Overall, the vaccine was 66% effective at preventing moderate to severe disease 28 days after vaccination. But efficacy differed depending on geography. The shot was 72% effective among clinical trial volunteers in the U.S, but 66% among those in Latin America, and just 57% among those in South Africa. Though markedly below the levels seen with the first two authorized COVID-19 vaccines, those rates are above the thresholds originally set by the U.S. Food and Drug Administration for a vaccine to be considered useful.
The vaccine reduced severe disease alone by 85%, and prevented COVID-related hospitalization or death, Johnson & Johnson said.
“In a pandemic, if you can, with a single-dose vaccine, very quickly eliminate the severe consequences of death, hospitalization, and severe disease, that’s what’s important for society,” Paul Stoffels, the company’s chief scientific officer, told STAT.
Eric Topol, director and founder of the Scripps Research Translational Institute, called the results “disappointing,” but added that a vaccine that prevents the most serious outcomes, such as hospitalization and death, is still valuable. “It reinforces how lucky we were that the first two were more effective,” he added.

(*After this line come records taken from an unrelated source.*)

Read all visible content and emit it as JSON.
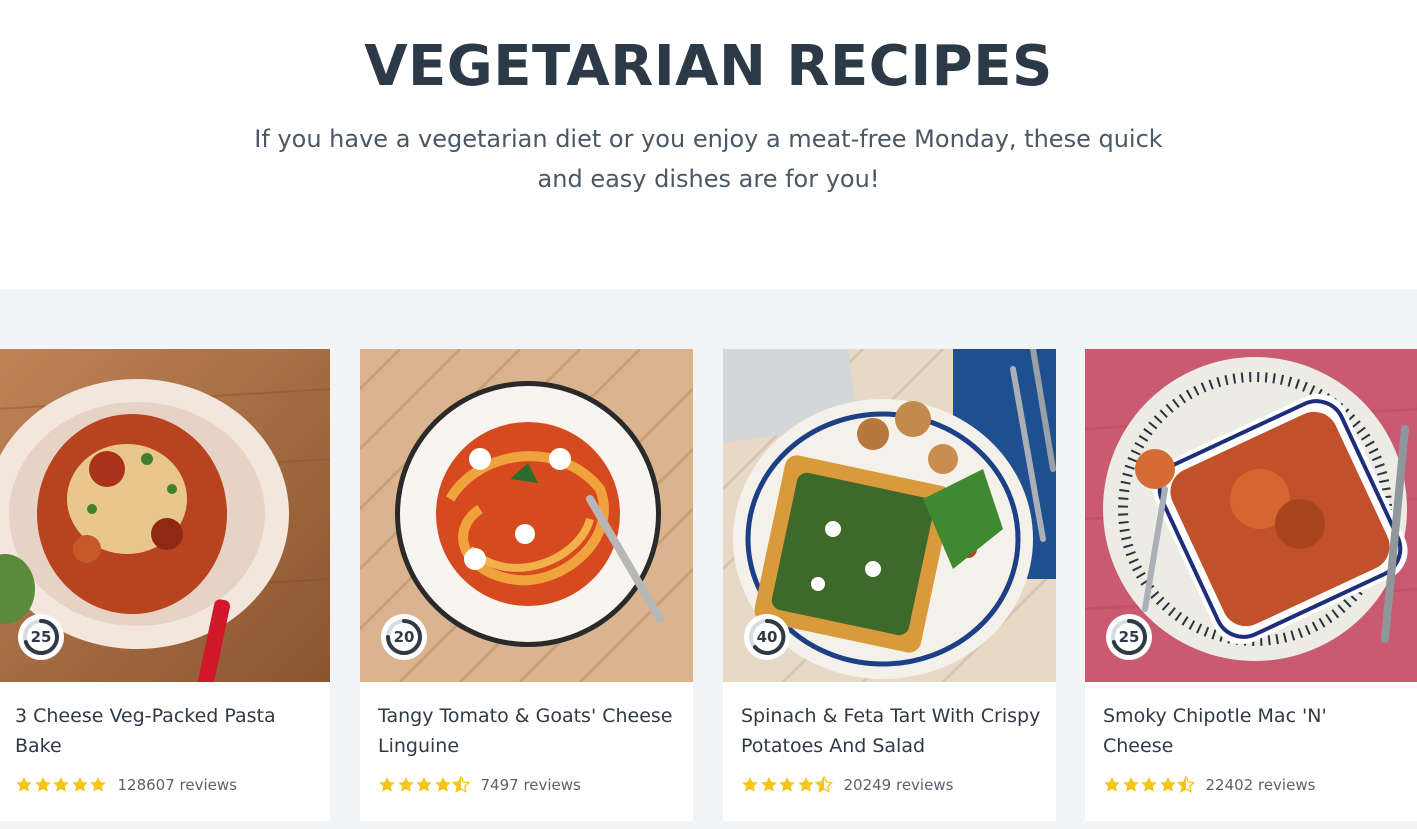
{
  "header": {
    "title": "VEGETARIAN RECIPES",
    "subtitle_line1": "If you have a vegetarian diet or you enjoy a meat-free Monday, these quick",
    "subtitle_line2": "and easy dishes are for you!"
  },
  "colors": {
    "star": "#f5c518",
    "background_band": "#f2f5f8",
    "text": "#2f3a45"
  },
  "recipes": [
    {
      "title": "3 Cheese Veg-Packed Pasta Bake",
      "time": "25",
      "rating": 5,
      "reviews": "128607 reviews",
      "image": "pasta-bake-image"
    },
    {
      "title": "Tangy Tomato & Goats' Cheese Linguine",
      "time": "20",
      "rating": 4.5,
      "reviews": "7497 reviews",
      "image": "linguine-image"
    },
    {
      "title": "Spinach & Feta Tart With Crispy Potatoes And Salad",
      "time": "40",
      "rating": 4.5,
      "reviews": "20249 reviews",
      "image": "tart-image"
    },
    {
      "title": "Smoky Chipotle Mac 'N' Cheese",
      "time": "25",
      "rating": 4.5,
      "reviews": "22402 reviews",
      "image": "mac-cheese-image"
    }
  ]
}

Dr. Anthony Fauci, the director of the National Institute for Allergy and Infectious Diseases, cautioned at a press conference against making too much of comparisons to prior vaccines, calling the result “extraordinarily important,” noting that severe disease was reduced across the board, even in regions where new variants of the virus were common.
“So this has really important domestic and global public health implications,” Fauci said, “things that we know about this particular candidate that even add to the importance globally, namely the minimal cold chain requirements, the inexpensive nature of it, the fact that it is one shot and that the company can actually produce in a reasonable period of time, billions of doses.”